What parts of APL and Lisp inspired the design of fastai v2

Hi,
Jeremy mentions(in the video for Lesson 1) that the design of fastai v2 was inspired by APL and Lisp. I would love to know what those design/implementation decisions were(specifically APL).

Hi Rabraham

A Programming Language APL was designed to be mathematical so involved operations on vectors. It used mathematical symbols so required a special Greek alphabet keyboard. Jeremy said it was the broadcasting element which was the important language. For example you might use it to calculate eigenvectors. It was used the 1980 to provided user tools for example A Departmental Reporting System (IBM) was written in APL.

Lots of Irrelevant Silly Parentheses (LISP) as it was jokingly known was a popular language for teaching students about AI in the 1970’s.

Both were designed to focus on the solution rather than the mechanics approach of the 3rd generation languages such as COBOL and ALGOL.

Although it is important to differentiate between language concepts and programming because such concepts could still be coded in assembler.

Regards Conwyn

Hi Conwyn,
Thanks! I should have given more detail. I’ve worked in Common Lisp and am familiar with APL(side note: there is this wonderful paper which excites me. https://dl.acm.org/doi/pdf/10.1145/3315454.3329960).

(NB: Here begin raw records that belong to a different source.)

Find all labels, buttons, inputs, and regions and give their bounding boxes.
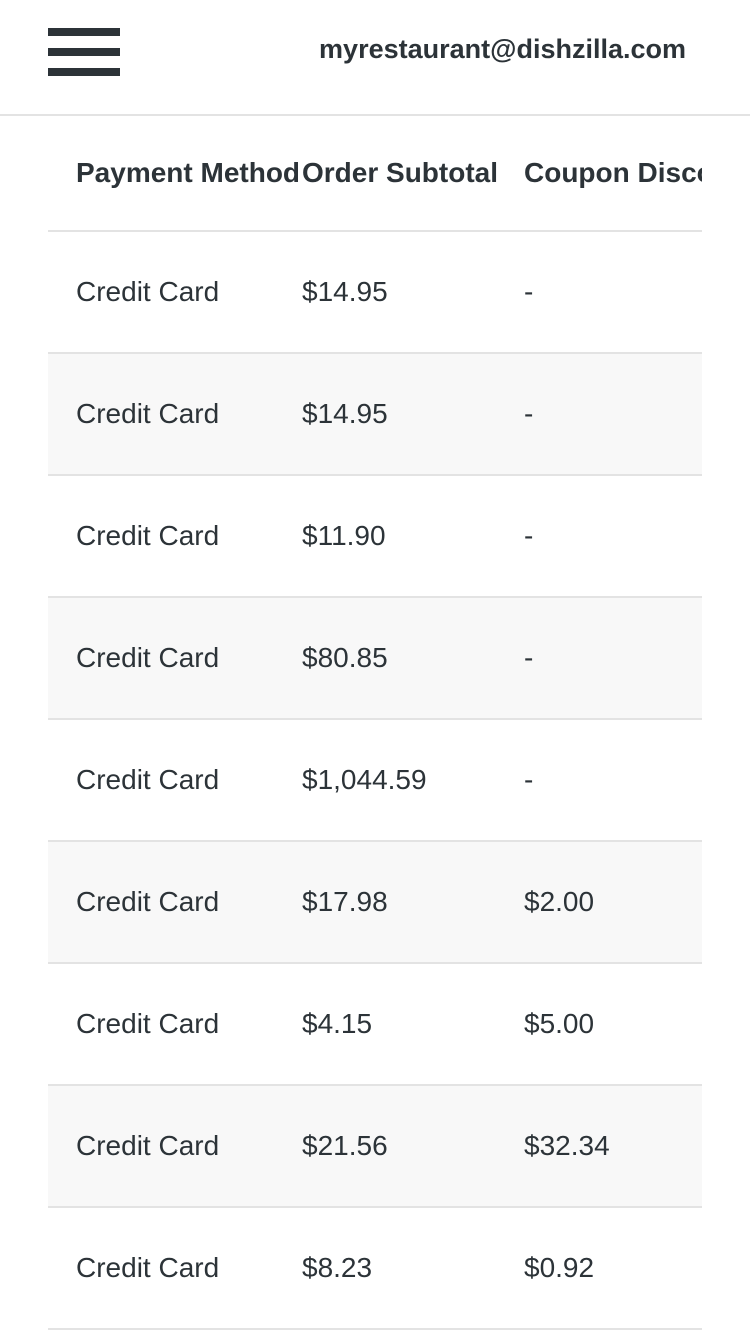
cell-coupon-discount: - (520, 353, 702, 476)
account-email[interactable]: myrestaurant@dishzilla.com (319, 34, 686, 65)
orders-table-container[interactable]: Payment Method Order Subtotal Coupon Dis… (48, 116, 702, 1334)
menu-bar-line (48, 28, 120, 36)
table-row[interactable]: Credit Card $4.15 $5.00 (48, 963, 702, 1086)
cell-coupon-discount: - (520, 597, 702, 720)
cell-payment-method: Credit Card (48, 475, 298, 598)
table-row[interactable]: Credit Card $8.23 $0.92 (48, 1207, 702, 1330)
cell-order-subtotal: $4.15 (298, 963, 520, 1086)
cell-coupon-discount: - (520, 719, 702, 842)
column-header-order-subtotal[interactable]: Order Subtotal (298, 116, 520, 232)
cell-order-subtotal: $17.98 (298, 841, 520, 964)
hamburger-menu-icon[interactable] (48, 28, 120, 76)
cell-payment-method: Credit Card (48, 1085, 298, 1208)
cell-coupon-discount: - (520, 231, 702, 354)
cell-payment-method: Credit Card (48, 719, 298, 842)
cell-order-subtotal: $11.90 (298, 475, 520, 598)
cell-payment-method: Credit Card (48, 353, 298, 476)
top-bar: myrestaurant@dishzilla.com (0, 0, 750, 116)
table-row[interactable]: Credit Card $14.95 - (48, 231, 702, 354)
cell-payment-method: Credit Card (48, 231, 298, 354)
cell-coupon-discount: $0.92 (520, 1207, 702, 1330)
cell-order-subtotal: $14.95 (298, 231, 520, 354)
cell-order-subtotal: $1,044.59 (298, 719, 520, 842)
column-header-coupon-discount[interactable]: Coupon Discount (520, 116, 702, 232)
cell-coupon-discount: $2.00 (520, 841, 702, 964)
cell-payment-method: Credit Card (48, 1207, 298, 1330)
cell-order-subtotal: $21.56 (298, 1085, 520, 1208)
table-row[interactable]: Credit Card $11.90 - (48, 475, 702, 598)
table-row[interactable]: Credit Card $21.56 $32.34 (48, 1085, 702, 1208)
cell-coupon-discount: $32.34 (520, 1085, 702, 1208)
orders-table: Payment Method Order Subtotal Coupon Dis… (48, 116, 702, 1330)
column-header-payment-method[interactable]: Payment Method (48, 116, 298, 232)
menu-bar-line (48, 48, 120, 56)
menu-bar-line (48, 68, 120, 76)
cell-coupon-discount: - (520, 475, 702, 598)
table-row[interactable]: Credit Card $1,044.59 - (48, 719, 702, 842)
cell-order-subtotal: $14.95 (298, 353, 520, 476)
cell-payment-method: Credit Card (48, 597, 298, 720)
cell-order-subtotal: $80.85 (298, 597, 520, 720)
table-row[interactable]: Credit Card $17.98 $2.00 (48, 841, 702, 964)
cell-payment-method: Credit Card (48, 841, 298, 964)
cell-order-subtotal: $8.23 (298, 1207, 520, 1330)
table-header-row: Payment Method Order Subtotal Coupon Dis… (48, 116, 702, 232)
cell-coupon-discount: $5.00 (520, 963, 702, 1086)
cell-payment-method: Credit Card (48, 963, 298, 1086)
table-row[interactable]: Credit Card $14.95 - (48, 353, 702, 476)
table-row[interactable]: Credit Card $80.85 - (48, 597, 702, 720)
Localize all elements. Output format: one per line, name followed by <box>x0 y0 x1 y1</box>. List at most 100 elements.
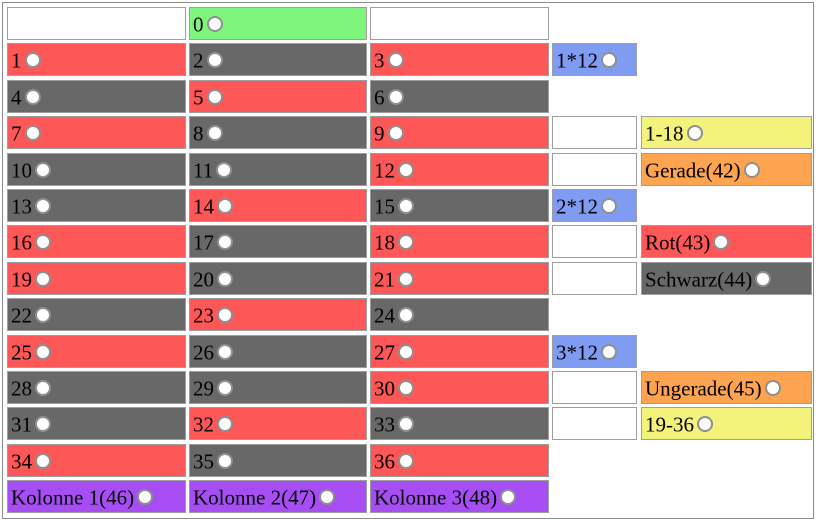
bet-number-14[interactable]: 14 <box>189 189 367 222</box>
bet-number-15-radio[interactable] <box>398 198 414 215</box>
bet-number-3-radio[interactable] <box>387 52 404 69</box>
bet-number-18-radio[interactable] <box>398 234 414 251</box>
bet-number-1-radio[interactable] <box>24 52 41 69</box>
bet-schwarz-44[interactable]: Schwarz(44) <box>641 262 812 295</box>
bet-number-14-radio[interactable] <box>217 198 233 215</box>
bet-number-33[interactable]: 33 <box>370 407 549 440</box>
bet-number-22-radio[interactable] <box>35 307 51 324</box>
bet-number-10[interactable]: 10 <box>7 153 186 186</box>
bet-dozen-2-radio[interactable] <box>601 198 617 215</box>
bet-number-7[interactable]: 7 <box>7 116 186 149</box>
bet-number-16-radio[interactable] <box>35 234 51 251</box>
bet-rot-43[interactable]: Rot(43) <box>641 225 812 258</box>
bet-number-21-radio[interactable] <box>398 271 414 288</box>
bet-number-32[interactable]: 32 <box>189 407 367 440</box>
bet-number-1[interactable]: 1 <box>7 43 186 76</box>
bet-number-29[interactable]: 29 <box>189 371 367 404</box>
bet-number-3[interactable]: 3 <box>370 43 549 76</box>
bet-number-17[interactable]: 17 <box>189 225 367 258</box>
bet-number-5-radio[interactable] <box>206 89 223 106</box>
bet-number-30[interactable]: 30 <box>370 371 549 404</box>
bet-column-2-radio[interactable] <box>319 489 336 506</box>
bet-number-21[interactable]: 21 <box>370 262 549 295</box>
bet-number-32-radio[interactable] <box>217 416 233 433</box>
bet-number-9-radio[interactable] <box>387 125 404 142</box>
bet-number-0[interactable]: 0 <box>189 7 367 40</box>
bet-column-2[interactable]: Kolonne 2(47) <box>189 480 367 513</box>
bet-number-16[interactable]: 16 <box>7 225 186 258</box>
bet-number-27[interactable]: 27 <box>370 335 549 368</box>
bet-number-12[interactable]: 12 <box>370 153 549 186</box>
bet-1-18[interactable]: 1-18 <box>641 116 812 149</box>
bet-number-19-radio[interactable] <box>35 271 51 288</box>
bet-ungerade-45[interactable]: Ungerade(45) <box>641 371 812 404</box>
bet-number-15[interactable]: 15 <box>370 189 549 222</box>
bet-number-2-radio[interactable] <box>206 52 223 69</box>
bet-number-26[interactable]: 26 <box>189 335 367 368</box>
bet-number-10-radio[interactable] <box>35 162 51 179</box>
bet-column-3[interactable]: Kolonne 3(48) <box>370 480 549 513</box>
bet-number-28-radio[interactable] <box>35 380 51 397</box>
bet-number-0-radio[interactable] <box>206 16 223 33</box>
bet-number-29-radio[interactable] <box>217 380 233 397</box>
bet-number-31[interactable]: 31 <box>7 407 186 440</box>
bet-number-1-label: 1 <box>11 48 22 73</box>
bet-ungerade-45-radio[interactable] <box>764 380 781 397</box>
bet-1-18-radio[interactable] <box>686 125 703 142</box>
bet-number-22[interactable]: 22 <box>7 298 186 331</box>
bet-number-20-radio[interactable] <box>217 271 233 288</box>
bet-number-23-radio[interactable] <box>217 307 233 324</box>
bet-number-36[interactable]: 36 <box>370 444 549 477</box>
bet-number-26-radio[interactable] <box>217 344 233 361</box>
bet-number-4[interactable]: 4 <box>7 80 186 113</box>
bet-column-1-radio[interactable] <box>137 489 154 506</box>
bet-number-8-radio[interactable] <box>206 125 223 142</box>
bet-number-23[interactable]: 23 <box>189 298 367 331</box>
bet-number-35-radio[interactable] <box>217 453 233 470</box>
bet-number-25[interactable]: 25 <box>7 335 186 368</box>
bet-number-10-label: 10 <box>11 158 32 183</box>
bet-dozen-1-radio[interactable] <box>601 52 617 69</box>
bet-gerade-42-radio[interactable] <box>743 162 760 179</box>
bet-number-4-radio[interactable] <box>24 89 41 106</box>
bet-number-7-radio[interactable] <box>24 125 41 142</box>
bet-schwarz-44-radio[interactable] <box>755 271 772 288</box>
bet-number-28[interactable]: 28 <box>7 371 186 404</box>
bet-number-34-radio[interactable] <box>35 453 51 470</box>
bet-number-30-radio[interactable] <box>398 380 414 397</box>
bet-dozen-2[interactable]: 2*12 <box>552 189 637 222</box>
bet-number-9[interactable]: 9 <box>370 116 549 149</box>
bet-number-12-radio[interactable] <box>398 162 414 179</box>
bet-number-25-radio[interactable] <box>35 344 51 361</box>
bet-number-13-radio[interactable] <box>35 198 51 215</box>
bet-number-27-radio[interactable] <box>398 344 414 361</box>
bet-number-5[interactable]: 5 <box>189 80 367 113</box>
bet-number-24-radio[interactable] <box>398 307 414 324</box>
bet-rot-43-radio[interactable] <box>713 234 730 251</box>
bet-number-24[interactable]: 24 <box>370 298 549 331</box>
bet-number-36-radio[interactable] <box>398 453 414 470</box>
bet-number-11[interactable]: 11 <box>189 153 367 186</box>
bet-number-17-radio[interactable] <box>217 234 233 251</box>
bet-19-36[interactable]: 19-36 <box>641 407 812 440</box>
bet-number-18[interactable]: 18 <box>370 225 549 258</box>
bet-number-34[interactable]: 34 <box>7 444 186 477</box>
bet-number-2[interactable]: 2 <box>189 43 367 76</box>
bet-gerade-42[interactable]: Gerade(42) <box>641 153 812 186</box>
bet-number-19[interactable]: 19 <box>7 262 186 295</box>
bet-number-8[interactable]: 8 <box>189 116 367 149</box>
bet-number-6[interactable]: 6 <box>370 80 549 113</box>
bet-19-36-radio[interactable] <box>697 416 713 433</box>
bet-dozen-3-radio[interactable] <box>601 344 617 361</box>
bet-dozen-1[interactable]: 1*12 <box>552 43 637 76</box>
bet-column-3-radio[interactable] <box>500 489 517 506</box>
bet-number-11-radio[interactable] <box>216 162 233 179</box>
bet-number-35[interactable]: 35 <box>189 444 367 477</box>
bet-number-33-radio[interactable] <box>398 416 414 433</box>
bet-column-1[interactable]: Kolonne 1(46) <box>7 480 186 513</box>
bet-number-13[interactable]: 13 <box>7 189 186 222</box>
bet-number-31-radio[interactable] <box>35 416 51 433</box>
bet-dozen-3[interactable]: 3*12 <box>552 335 637 368</box>
bet-number-6-radio[interactable] <box>387 89 404 106</box>
bet-number-20[interactable]: 20 <box>189 262 367 295</box>
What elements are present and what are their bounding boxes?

I was curious about it’s impact on implementation of the fastai v2 api design (e.g. function signatures, classes etc.)

Cheers,
Rajiv

Hi Rabraham
Yes APL is a natural fit for the Wx+b of deep learning. I conducted a though exercise whilst I was washing the dinnerware. I suppose the big question is how does the APL generate the code to run on the GPU. You could either generate CUDA or C like programs that the GPU support. It has been nearly 40 years since I used APL but even then ADI existed to read external files. In 2019 Part 2 last year we looked at using Swift to replace Python. It might be an interesting amusement to use APL. I think the class is just a consequent of everybody being forced to learn C++ until thank goodness C# came along (C++ – the bad bits) and I must admit I must of missed when Jeremy said LISP although Chris Lattner did mention FORTRAN last year. It would be interesting if Jeremy or Silvan replied.
Regards Conwyn

That’s wonderful that you have coded in APL. I’m going through J right now to learn the syntax. I’m hoping to take that as an inspiration and make a Python library(though numpy is said to be inspired by APL).
Dyalog APL has something to say on GPUs(https://www.dyalog.com/uploads/conference/dyalog17/presentations/U04_APL_on_GPUs_Progress_Report.pdf)

Yes, let’s wait for Jeremy or Silvan to reply.